Uzun yıllar adliyenin tozlu raflarında kalan Mehmet Sincar evrakı, 90’lı yılların şaibeli olaylarından biri.
Tansu Çiller’in Başbakan, Mehmet Ağar’ın Emniyet Genel Müdürü ve Ünal Erkan’ın Fevkalâde Hal Bölge Valisi olduğu 90’lı yıllar Doğu ve Güneydoğu’da kaos ve düzensizliğin karar sürdüğü, her gün çatışmaların yaşandığı, faili meçhul cinayetlerin işlendiği devirlerdi. JİTEM üzere paramiliter güçler karar sürüyor, yasa dışı yapılanmalar terörle gayret ismi altında çok sayıda hukuksuz harekete imza atıyor, köyler yakılıp boşaltılıyor ve PKK – Hizbullah çatışması nedeniyle kent merkezleri sık sık faili meçhul cinayetlere tanıklık ediyordu. Tüm bu olayların yaşandığı 90’lı yıllarda bölgede hukuk askıya alınmıştı.
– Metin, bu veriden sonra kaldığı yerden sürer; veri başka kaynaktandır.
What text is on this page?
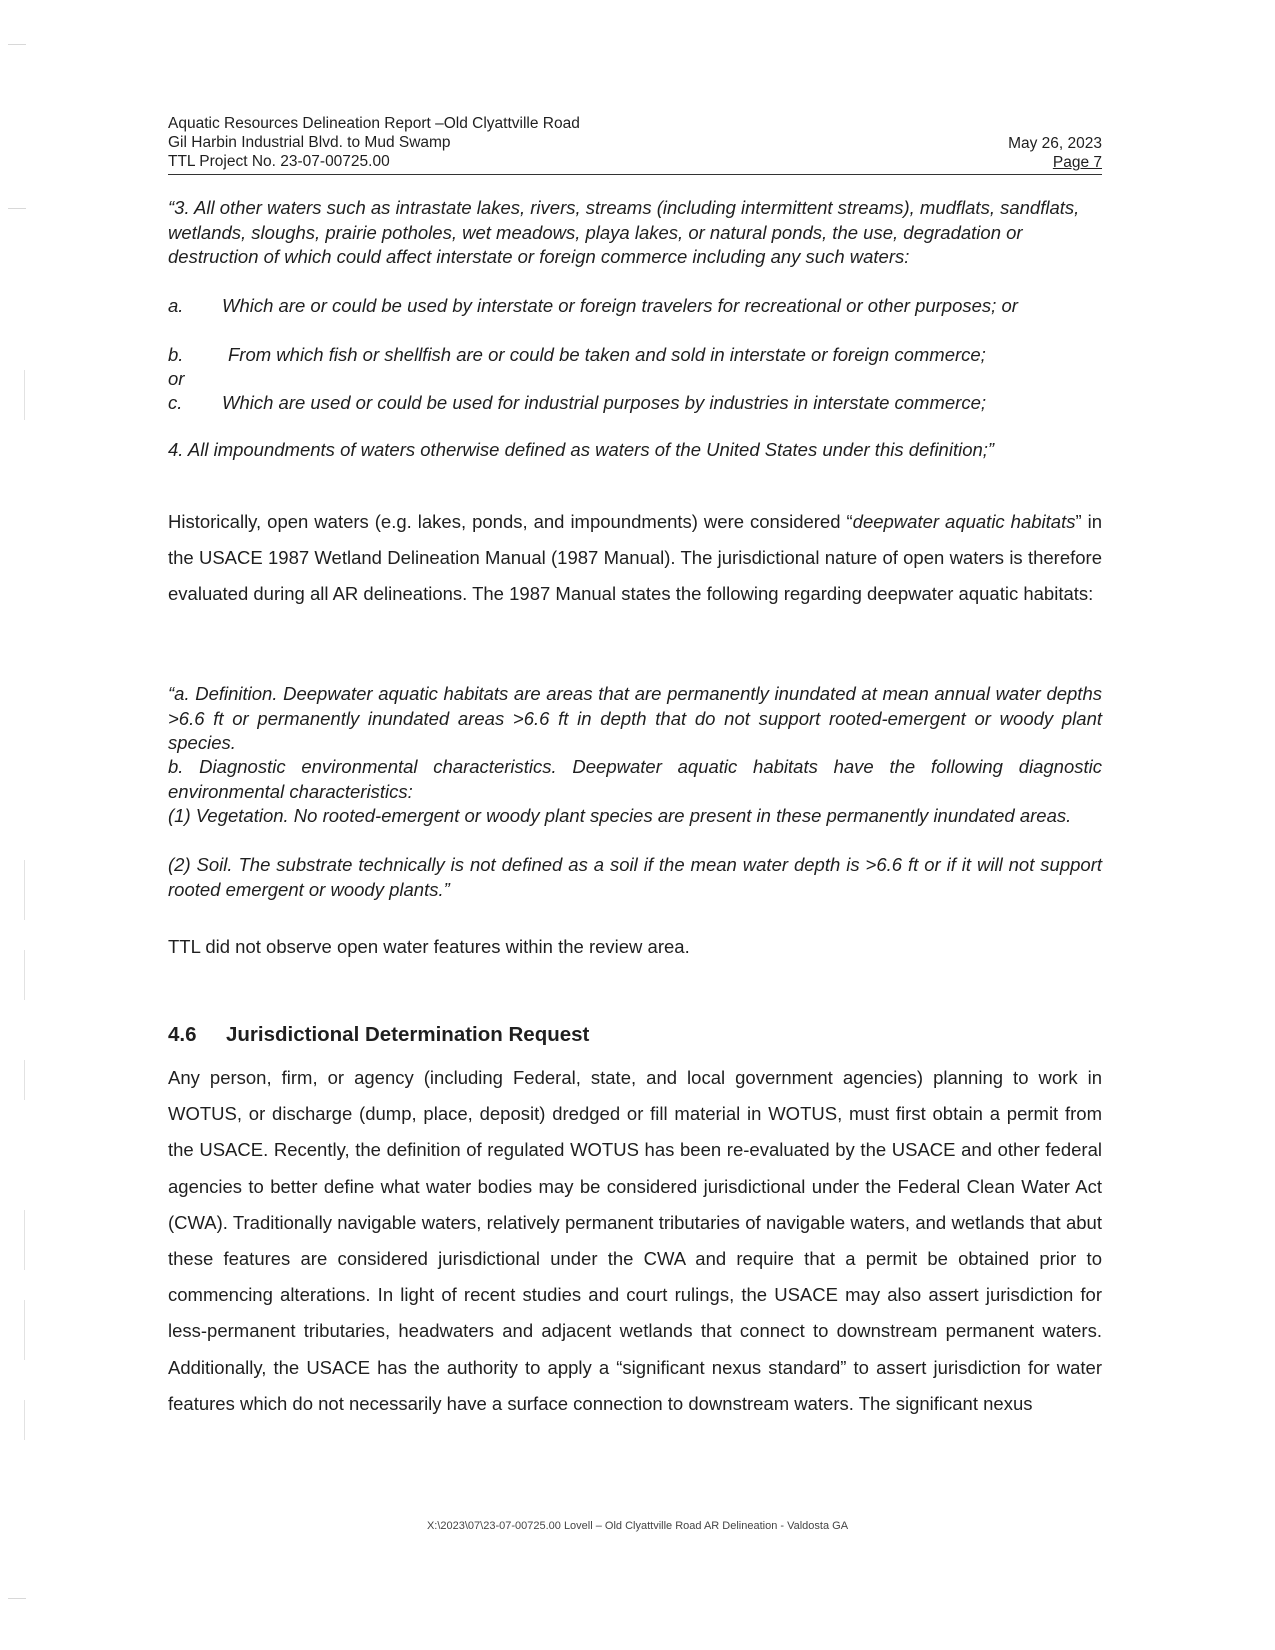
Aquatic Resources Delineation Report –Old Clyattville Road
Gil Harbin Industrial Blvd. to Mud Swamp
TTL Project No. 23-07-00725.00
May 26, 2023
Page 7
“3. All other waters such as intrastate lakes, rivers, streams (including intermittent streams), mudflats, sandflats, wetlands, sloughs, prairie potholes, wet meadows, playa lakes, or natural ponds, the use, degradation or destruction of which could affect interstate or foreign commerce including any such waters:
a. Which are or could be used by interstate or foreign travelers for recreational or other purposes; or
b. From which fish or shellfish are or could be taken and sold in interstate or foreign commerce;
or
c. Which are used or could be used for industrial purposes by industries in interstate commerce;
4. All impoundments of waters otherwise defined as waters of the United States under this definition;”
Historically, open waters (e.g. lakes, ponds, and impoundments) were considered “deepwater aquatic habitats” in the USACE 1987 Wetland Delineation Manual (1987 Manual). The jurisdictional nature of open waters is therefore evaluated during all AR delineations. The 1987 Manual states the following regarding deepwater aquatic habitats:
“a. Definition. Deepwater aquatic habitats are areas that are permanently inundated at mean annual water depths >6.6 ft or permanently inundated areas >6.6 ft in depth that do not support rooted-emergent or woody plant species.
b. Diagnostic environmental characteristics. Deepwater aquatic habitats have the following diagnostic environmental characteristics:
(1) Vegetation. No rooted-emergent or woody plant species are present in these permanently inundated areas.
(2) Soil. The substrate technically is not defined as a soil if the mean water depth is >6.6 ft or if it will not support rooted emergent or woody plants.”
TTL did not observe open water features within the review area.
4.6 Jurisdictional Determination Request
Any person, firm, or agency (including Federal, state, and local government agencies) planning to work in WOTUS, or discharge (dump, place, deposit) dredged or fill material in WOTUS, must first obtain a permit from the USACE. Recently, the definition of regulated WOTUS has been re-evaluated by the USACE and other federal agencies to better define what water bodies may be considered jurisdictional under the Federal Clean Water Act (CWA). Traditionally navigable waters, relatively permanent tributaries of navigable waters, and wetlands that abut these features are considered jurisdictional under the CWA and require that a permit be obtained prior to commencing alterations. In light of recent studies and court rulings, the USACE may also assert jurisdiction for less-permanent tributaries, headwaters and adjacent wetlands that connect to downstream permanent waters. Additionally, the USACE has the authority to apply a “significant nexus standard” to assert jurisdiction for water features which do not necessarily have a surface connection to downstream waters. The significant nexus
X:\2023\07\23-07-00725.00 Lovell – Old Clyattville Road AR Delineation - Valdosta GA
Milletvekillerine sokakta silahlı taarruz düzenlendi
Demokrasi Partisi (DEP) Mardin Milletvekili Mehmet Sincar 4 Eylül 1993’te 6 milletvekili ile bir arada faili meçhul cinayetleri araştırmak üzere Batman’a gitmiş, sık sık faili meçhul cinayetlerin işlendiği ve kaos ortamının hakim olduğu kentte inceleme yapan milletvekillerine sokak ortasında silahlı akın düzenlenmişti. Bedenine sekiz kurşun isabet eden Mehmet Sincar ile DEP yöneticisi Metin Özdemir bu atakta hayatını hayatını kaybetti. Cinayeti evvel çok milliyetçi Türk İntikam Tugayı isimli bir örgüt üstlendi. Olaydan sonra devrin devlet bakanları Necmettin Cevheri ve Mehmet Gökhan katilin yakalandığını açıkladı, lakin periyodun İçişleri Bakanı Mehmet Gazioğlu ise bu bilgiyi yalanladı.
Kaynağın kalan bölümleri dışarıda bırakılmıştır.